Perhaps the greatest concern from a state tax perspective is that, unlike in the federal realm, companies are not accountable to just one government body (such as the IRS). Instead, they must answer to the department of revenue in each state in which they do business and in each state where the department of revenue takes the position that they do business (even if, ultimately, the Supreme Court would determine that the state did not have sufficient jurisdiction over the company). Thus, a company may receive formal and informal requests for copies of its tax accrual workpapers from every state department of revenue, and voluntary disclosure to one may waive work product protection in other jurisdictions.

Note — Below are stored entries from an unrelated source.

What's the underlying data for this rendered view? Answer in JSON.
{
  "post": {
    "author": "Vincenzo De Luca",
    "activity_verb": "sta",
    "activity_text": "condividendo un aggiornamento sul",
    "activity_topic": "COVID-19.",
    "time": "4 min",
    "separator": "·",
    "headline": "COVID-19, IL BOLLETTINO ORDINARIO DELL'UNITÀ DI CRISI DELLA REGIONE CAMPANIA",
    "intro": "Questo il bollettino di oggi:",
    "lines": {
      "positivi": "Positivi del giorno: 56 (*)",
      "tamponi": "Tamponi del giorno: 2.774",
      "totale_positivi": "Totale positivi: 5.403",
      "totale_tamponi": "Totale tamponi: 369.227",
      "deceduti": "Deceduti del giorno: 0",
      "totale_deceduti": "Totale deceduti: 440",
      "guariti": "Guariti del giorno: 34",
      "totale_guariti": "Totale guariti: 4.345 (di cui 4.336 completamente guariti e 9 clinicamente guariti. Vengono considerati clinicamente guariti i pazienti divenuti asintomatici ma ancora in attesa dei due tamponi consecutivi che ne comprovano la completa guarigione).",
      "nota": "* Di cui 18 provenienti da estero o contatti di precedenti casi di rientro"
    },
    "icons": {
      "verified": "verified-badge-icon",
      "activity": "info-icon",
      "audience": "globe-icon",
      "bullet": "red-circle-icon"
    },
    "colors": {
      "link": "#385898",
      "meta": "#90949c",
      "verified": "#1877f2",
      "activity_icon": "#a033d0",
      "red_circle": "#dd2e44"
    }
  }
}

Voluntary compliance with a department of revenue request or even a court-issued subpoena may constitute a waiver of work product protection. However, rigorous resistance to a request or subpoena (e.g., formally objecting to the request, producing a privilege log and litigating the issue if necessary) may maintain the protection even if a court ultimately orders production. In other words, voluntary disclosure in one jurisdiction based on the new, lower standard of Textron may waive protection in the other jurisdictions even if the other jurisdiction employs the “because of” test; however, compelled disclosure in one jurisdiction may not necessarily waive the work product protection elsewhere. Thus, companies should continue to rigorously defend the applicability of the work product doctrine in each jurisdiction in order to protect its documents in other jurisdictions.